Security vendors 'need to share more information' with their customers

security
(Image credit: Shutterstock / Golden Sikorka)

A “vicious cycle” involving Chief Information Security Officers (CISO) and cybersecurity vendors, caused by miscommunication, means businesses are not as well-protected as they should be.

This is according to a new report from cybersecurity firm Kaspersky, based on a poll of 240 CISOs and 2,000 UK adults, which asserts that employees don’t understand and often circumvent the cybersecurity measures put in place by their employers. 

The problem is two-fold; CISOs claim the information they receive from vendors is too complex to be passed on to employees, while vendors are unable to fix problems for a lack of tailored insight.  

To address the issue, employees need to be better educated on the dangers lurking in the digital realm, claims Kaspersky. Education has gained even greater importance over the last year, as the majority of workers are now remote and rely on the internet as never before.

Employees should be encouraged to use strong passwords, a corporate VPN, update their devices regularly, store data in one place for easier retrieval, encrypt important data and back it up frequently.

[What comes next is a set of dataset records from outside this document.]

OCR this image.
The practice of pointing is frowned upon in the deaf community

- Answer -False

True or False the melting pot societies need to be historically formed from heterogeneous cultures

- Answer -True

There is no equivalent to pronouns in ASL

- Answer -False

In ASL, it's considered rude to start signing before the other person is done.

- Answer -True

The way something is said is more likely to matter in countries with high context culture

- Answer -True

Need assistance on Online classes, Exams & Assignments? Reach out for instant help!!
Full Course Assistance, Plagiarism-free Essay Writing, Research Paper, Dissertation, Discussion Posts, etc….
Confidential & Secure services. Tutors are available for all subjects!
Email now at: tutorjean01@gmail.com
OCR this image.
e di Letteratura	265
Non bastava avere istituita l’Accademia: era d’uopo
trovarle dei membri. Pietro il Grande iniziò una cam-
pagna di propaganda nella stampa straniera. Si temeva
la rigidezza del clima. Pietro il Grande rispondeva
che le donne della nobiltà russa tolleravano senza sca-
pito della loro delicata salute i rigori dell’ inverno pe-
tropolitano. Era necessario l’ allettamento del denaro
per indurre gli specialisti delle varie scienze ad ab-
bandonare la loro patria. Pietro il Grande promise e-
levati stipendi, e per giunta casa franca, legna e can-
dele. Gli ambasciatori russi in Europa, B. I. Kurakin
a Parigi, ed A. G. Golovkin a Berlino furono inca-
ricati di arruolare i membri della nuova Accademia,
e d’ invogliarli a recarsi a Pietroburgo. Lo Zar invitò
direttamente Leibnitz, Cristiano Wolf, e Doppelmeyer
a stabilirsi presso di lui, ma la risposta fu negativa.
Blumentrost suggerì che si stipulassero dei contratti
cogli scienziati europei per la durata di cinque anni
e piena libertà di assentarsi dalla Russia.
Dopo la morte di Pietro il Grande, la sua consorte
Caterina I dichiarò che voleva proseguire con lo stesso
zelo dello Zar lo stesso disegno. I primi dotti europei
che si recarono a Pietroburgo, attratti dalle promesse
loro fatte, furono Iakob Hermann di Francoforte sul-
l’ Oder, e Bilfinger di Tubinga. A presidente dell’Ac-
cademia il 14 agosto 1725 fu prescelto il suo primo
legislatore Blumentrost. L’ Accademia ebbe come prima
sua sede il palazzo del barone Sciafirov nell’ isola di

“These results highlight an alarming disconnect between vendors and enterprises, leading to flaws in cyberdefenses and a lack of the right technologies being harnessed to ensure strong cybersecurity posture,” said David Emm, Principal Security Researcher at Kaspersky.

“However, this can be reversed with better communication and understanding of what enterprises require in order to protect their sensitive data, and it is up to the vendor community to drive this change. In the immediacy, amid remote working, keeping valuable assets protected, as well as employee education and empowerment, are of vital importance, alongside protecting all employee devices with comprehensive security software. With many employers ruling out office working in 2021 altogether, businesses can’t afford not to get remote working security right.”